Noonan rules out second bailout


Minister for Finance Michael Noonan said he is hopeful the State will be back in the bond markets "in some small way" by end of 2012 despite an apparent suggestion to the contrary by Minister for Transport Leo Varadkar.

Speaking at a meeting of the Mid West Society of Chartered Accountants in Limerick today, Mr Noonan said categorically there will be “absolutely” no second bailout for Ireland next year.

He said the Government would continue to act in accordance with the advice from the National Treasury Management Agency. Mr Noonan was reacting to comments made by Mr Varadkar, who speculated the State may need a second bailout next year.

Mr Varadkar also said over the weekend he believed it was unlikely Ireland would be back in the bond markets next year.

During a briefing to reporters in recent weeks, Mr Varadkar said when planning departmental spending for 2012 that he operated under the assumption it was unlikely the State could go back to the international markets next year.

However, his spokesman yesterday insisted Mr Varadkar had been speaking about a “hypothetical” situation in response to a query about available funding for transport projects.

Mr Noonan said today the main issue Mr Varadkar raised was whether Ireland would be going back into the money markets or not next year. He noted the EU-IMF the programme is due to run until the start of 2014.

"There is sufficient money in the programme to meet all eventualities so categorically there will be absolutely no bailout next year in Ireland,” Mr Noonan said.

"The programme has its schedule that we would be going back in a tentative way, into the markets, at the end of 2012," he said. "We are hopeful that we will be in the markets in a small way by the end of 2012, but obviously the main funding for Ireland will be coming from the IMF and the European Union until the end of 2013.

“The advice on that will come from the NTMA depending on circumstances and that is still the Government’s policy to get back into the markets in 2012. There is stuff happening every week, and we will have a better idea of how Europe is shaping to deal overall with the crisis after they resolve the Greek situation on June 23rd at their meeting in Luxembourg,” Mr Noonan said.

The Minister said he did not think his Government colleague should be reprimanded for his remarks, which he said were “reasonable” in the context of seeking funding for infrastructural projects.

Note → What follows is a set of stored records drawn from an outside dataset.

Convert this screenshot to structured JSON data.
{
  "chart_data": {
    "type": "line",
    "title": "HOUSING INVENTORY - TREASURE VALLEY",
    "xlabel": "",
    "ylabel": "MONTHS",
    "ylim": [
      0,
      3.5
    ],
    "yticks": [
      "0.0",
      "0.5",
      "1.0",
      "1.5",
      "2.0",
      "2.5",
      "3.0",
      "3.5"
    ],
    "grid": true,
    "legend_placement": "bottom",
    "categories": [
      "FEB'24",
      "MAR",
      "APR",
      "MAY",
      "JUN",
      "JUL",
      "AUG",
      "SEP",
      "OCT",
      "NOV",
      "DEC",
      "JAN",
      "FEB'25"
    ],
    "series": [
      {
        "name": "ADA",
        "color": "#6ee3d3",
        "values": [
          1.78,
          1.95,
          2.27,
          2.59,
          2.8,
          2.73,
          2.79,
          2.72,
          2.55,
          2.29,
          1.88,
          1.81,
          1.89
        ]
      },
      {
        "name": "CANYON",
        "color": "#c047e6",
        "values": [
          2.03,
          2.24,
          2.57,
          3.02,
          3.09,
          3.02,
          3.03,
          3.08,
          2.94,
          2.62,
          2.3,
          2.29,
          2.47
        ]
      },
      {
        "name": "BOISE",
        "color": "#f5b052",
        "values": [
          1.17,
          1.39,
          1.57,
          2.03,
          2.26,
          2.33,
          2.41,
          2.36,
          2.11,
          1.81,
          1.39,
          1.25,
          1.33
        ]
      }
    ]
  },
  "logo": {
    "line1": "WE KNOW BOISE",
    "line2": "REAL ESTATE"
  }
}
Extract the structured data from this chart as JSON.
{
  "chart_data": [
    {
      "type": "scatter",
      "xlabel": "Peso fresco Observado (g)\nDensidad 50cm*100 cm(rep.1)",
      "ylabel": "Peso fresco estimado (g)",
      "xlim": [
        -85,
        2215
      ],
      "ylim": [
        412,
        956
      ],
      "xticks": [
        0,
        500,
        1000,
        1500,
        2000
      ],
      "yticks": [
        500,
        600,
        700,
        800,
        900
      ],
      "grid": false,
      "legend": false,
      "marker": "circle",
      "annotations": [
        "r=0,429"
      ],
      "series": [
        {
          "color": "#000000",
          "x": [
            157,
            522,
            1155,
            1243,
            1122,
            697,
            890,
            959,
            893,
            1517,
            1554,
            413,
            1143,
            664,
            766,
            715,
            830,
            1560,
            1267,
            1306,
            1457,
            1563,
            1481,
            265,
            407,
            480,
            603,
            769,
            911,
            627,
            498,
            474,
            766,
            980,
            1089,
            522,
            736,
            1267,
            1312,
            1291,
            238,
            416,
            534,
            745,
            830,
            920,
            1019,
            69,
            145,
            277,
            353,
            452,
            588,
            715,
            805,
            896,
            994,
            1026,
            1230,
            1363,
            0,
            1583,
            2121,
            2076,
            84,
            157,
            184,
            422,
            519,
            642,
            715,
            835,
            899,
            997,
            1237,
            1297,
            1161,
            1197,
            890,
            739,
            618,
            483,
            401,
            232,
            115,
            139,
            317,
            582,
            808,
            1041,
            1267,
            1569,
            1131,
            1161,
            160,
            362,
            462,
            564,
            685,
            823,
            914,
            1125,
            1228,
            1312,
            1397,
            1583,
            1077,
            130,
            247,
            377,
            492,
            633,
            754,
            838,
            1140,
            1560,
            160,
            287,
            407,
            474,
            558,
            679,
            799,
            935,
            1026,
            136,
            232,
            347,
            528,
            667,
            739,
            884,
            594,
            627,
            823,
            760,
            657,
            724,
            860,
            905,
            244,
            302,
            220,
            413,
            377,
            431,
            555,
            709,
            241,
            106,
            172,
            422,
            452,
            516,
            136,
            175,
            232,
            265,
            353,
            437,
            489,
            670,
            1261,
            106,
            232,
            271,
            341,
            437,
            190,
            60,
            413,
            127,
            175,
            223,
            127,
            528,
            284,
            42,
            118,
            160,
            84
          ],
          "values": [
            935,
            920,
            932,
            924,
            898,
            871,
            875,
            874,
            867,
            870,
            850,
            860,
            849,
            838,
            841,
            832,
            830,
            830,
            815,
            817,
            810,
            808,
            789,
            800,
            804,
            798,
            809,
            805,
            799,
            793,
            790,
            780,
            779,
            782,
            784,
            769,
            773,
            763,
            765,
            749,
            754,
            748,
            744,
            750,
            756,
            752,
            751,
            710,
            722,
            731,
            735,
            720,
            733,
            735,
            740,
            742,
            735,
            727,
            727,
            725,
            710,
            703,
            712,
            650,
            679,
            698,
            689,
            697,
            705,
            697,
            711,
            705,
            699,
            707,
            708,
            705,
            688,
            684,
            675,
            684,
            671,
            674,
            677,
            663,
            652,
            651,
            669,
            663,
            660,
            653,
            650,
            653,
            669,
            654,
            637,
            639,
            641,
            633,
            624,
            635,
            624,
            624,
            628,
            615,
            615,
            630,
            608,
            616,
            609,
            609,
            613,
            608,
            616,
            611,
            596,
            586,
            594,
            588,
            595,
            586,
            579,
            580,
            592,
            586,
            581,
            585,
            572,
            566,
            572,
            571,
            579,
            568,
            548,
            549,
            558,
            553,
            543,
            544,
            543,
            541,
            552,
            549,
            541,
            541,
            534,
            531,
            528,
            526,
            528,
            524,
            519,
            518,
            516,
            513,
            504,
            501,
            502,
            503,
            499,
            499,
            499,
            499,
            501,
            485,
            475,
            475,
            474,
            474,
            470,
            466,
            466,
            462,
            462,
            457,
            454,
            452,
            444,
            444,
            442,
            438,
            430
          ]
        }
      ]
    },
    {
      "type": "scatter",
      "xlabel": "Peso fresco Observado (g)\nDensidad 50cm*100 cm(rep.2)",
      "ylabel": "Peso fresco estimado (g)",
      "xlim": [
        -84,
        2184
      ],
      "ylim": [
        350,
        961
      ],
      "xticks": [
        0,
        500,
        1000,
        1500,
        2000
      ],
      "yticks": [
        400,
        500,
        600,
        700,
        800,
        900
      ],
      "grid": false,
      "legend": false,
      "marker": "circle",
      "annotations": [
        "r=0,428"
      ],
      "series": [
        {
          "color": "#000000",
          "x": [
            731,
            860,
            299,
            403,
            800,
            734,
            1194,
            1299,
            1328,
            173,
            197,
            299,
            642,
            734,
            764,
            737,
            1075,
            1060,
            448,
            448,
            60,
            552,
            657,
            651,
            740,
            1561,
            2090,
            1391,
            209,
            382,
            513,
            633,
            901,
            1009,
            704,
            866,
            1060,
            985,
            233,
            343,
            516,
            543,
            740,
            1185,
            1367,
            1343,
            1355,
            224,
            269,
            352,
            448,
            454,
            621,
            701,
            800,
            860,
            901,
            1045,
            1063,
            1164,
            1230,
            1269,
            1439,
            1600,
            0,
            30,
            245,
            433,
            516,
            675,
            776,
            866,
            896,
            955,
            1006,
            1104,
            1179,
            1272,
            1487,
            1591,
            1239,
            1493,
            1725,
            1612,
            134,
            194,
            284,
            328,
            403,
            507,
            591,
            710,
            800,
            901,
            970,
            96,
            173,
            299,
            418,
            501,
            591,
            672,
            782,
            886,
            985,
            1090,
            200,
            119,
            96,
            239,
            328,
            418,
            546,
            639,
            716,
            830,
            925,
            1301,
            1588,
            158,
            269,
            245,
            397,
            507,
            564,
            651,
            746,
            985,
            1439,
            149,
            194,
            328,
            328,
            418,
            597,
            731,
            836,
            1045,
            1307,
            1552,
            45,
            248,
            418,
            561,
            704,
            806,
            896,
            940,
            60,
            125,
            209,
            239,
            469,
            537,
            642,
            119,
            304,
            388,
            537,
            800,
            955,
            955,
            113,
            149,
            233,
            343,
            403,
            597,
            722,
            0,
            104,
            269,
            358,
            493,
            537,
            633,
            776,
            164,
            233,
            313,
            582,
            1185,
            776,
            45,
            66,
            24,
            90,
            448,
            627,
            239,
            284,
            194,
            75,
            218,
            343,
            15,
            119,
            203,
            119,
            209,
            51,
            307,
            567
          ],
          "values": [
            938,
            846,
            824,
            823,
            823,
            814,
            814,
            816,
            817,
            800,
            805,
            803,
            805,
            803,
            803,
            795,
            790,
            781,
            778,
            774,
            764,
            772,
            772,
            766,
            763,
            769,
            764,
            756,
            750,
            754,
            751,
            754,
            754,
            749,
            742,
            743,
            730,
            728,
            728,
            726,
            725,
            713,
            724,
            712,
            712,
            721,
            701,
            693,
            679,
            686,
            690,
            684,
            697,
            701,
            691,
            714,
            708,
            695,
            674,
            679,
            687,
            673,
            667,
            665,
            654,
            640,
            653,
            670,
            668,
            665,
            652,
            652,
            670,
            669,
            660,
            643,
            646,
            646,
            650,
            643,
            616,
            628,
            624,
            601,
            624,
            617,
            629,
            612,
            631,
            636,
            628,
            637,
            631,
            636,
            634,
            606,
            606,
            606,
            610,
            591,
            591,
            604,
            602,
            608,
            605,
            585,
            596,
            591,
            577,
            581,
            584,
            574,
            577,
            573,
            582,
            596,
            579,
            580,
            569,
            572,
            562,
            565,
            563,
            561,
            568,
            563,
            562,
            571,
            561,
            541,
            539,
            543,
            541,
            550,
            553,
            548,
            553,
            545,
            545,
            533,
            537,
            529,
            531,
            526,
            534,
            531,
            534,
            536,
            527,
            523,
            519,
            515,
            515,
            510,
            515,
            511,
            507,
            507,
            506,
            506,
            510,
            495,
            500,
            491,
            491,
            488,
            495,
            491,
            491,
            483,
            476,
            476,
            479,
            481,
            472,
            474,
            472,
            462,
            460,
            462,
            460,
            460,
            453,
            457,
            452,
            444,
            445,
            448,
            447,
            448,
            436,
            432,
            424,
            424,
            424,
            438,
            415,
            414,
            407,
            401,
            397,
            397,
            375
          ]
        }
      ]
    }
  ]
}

“I think what he said was reasonable in that in his department if you’re looking for public private partnerships to put in transport infrastructure, that it would be hard to get private sector money when Ireland is not in the markets. I think that’s a reasonable position, and I think that’s the point he was trying to make rather than talking about the bailout in general,” he said.

But Fianna Fáil’s Michael McGrath insisted this morning it was “crystal clear” that Mr Varadkar was expressing the view that he did not believe Ireland would not be returning to the bond market next year and that a second bailout deal would be required. “That represents a very fundamental shift in policy if it does, indeed, represent the Government view,” he told RTÉ radio.

Mr McGrath, who is his party’s spokesman on public spending and financial reform, said Mr Varadkar’s intervention was unhelpful and would lead to “further confusion”.

Central Bank governor Patrick Honohan said today the country must stick with the EU-IMF deal if it is to return to the markets. But he would not be drawn on whether Mr Varadkar’s comments were damaging for the country.

“It’s always very hard to tell how statements will be interpreted,” he told reporters at the launch of the Central Bank’s annual report. “I think the nervous international environment is undoubtedly affecting confidence about Ireland and other countries that have stressed financial situations. There’s no doubt about that.”

Tánaiste and Minister for Foreign Affairs Eamon Gilmore yesterday said the Government was going to honour the terms of the agreement struck between the previous administration and the EU, ECB and IMF. “We are not going to unilaterally default on that agreement. We are going to honour our commitments,” he told RTÉ Radio One’s This Week programme.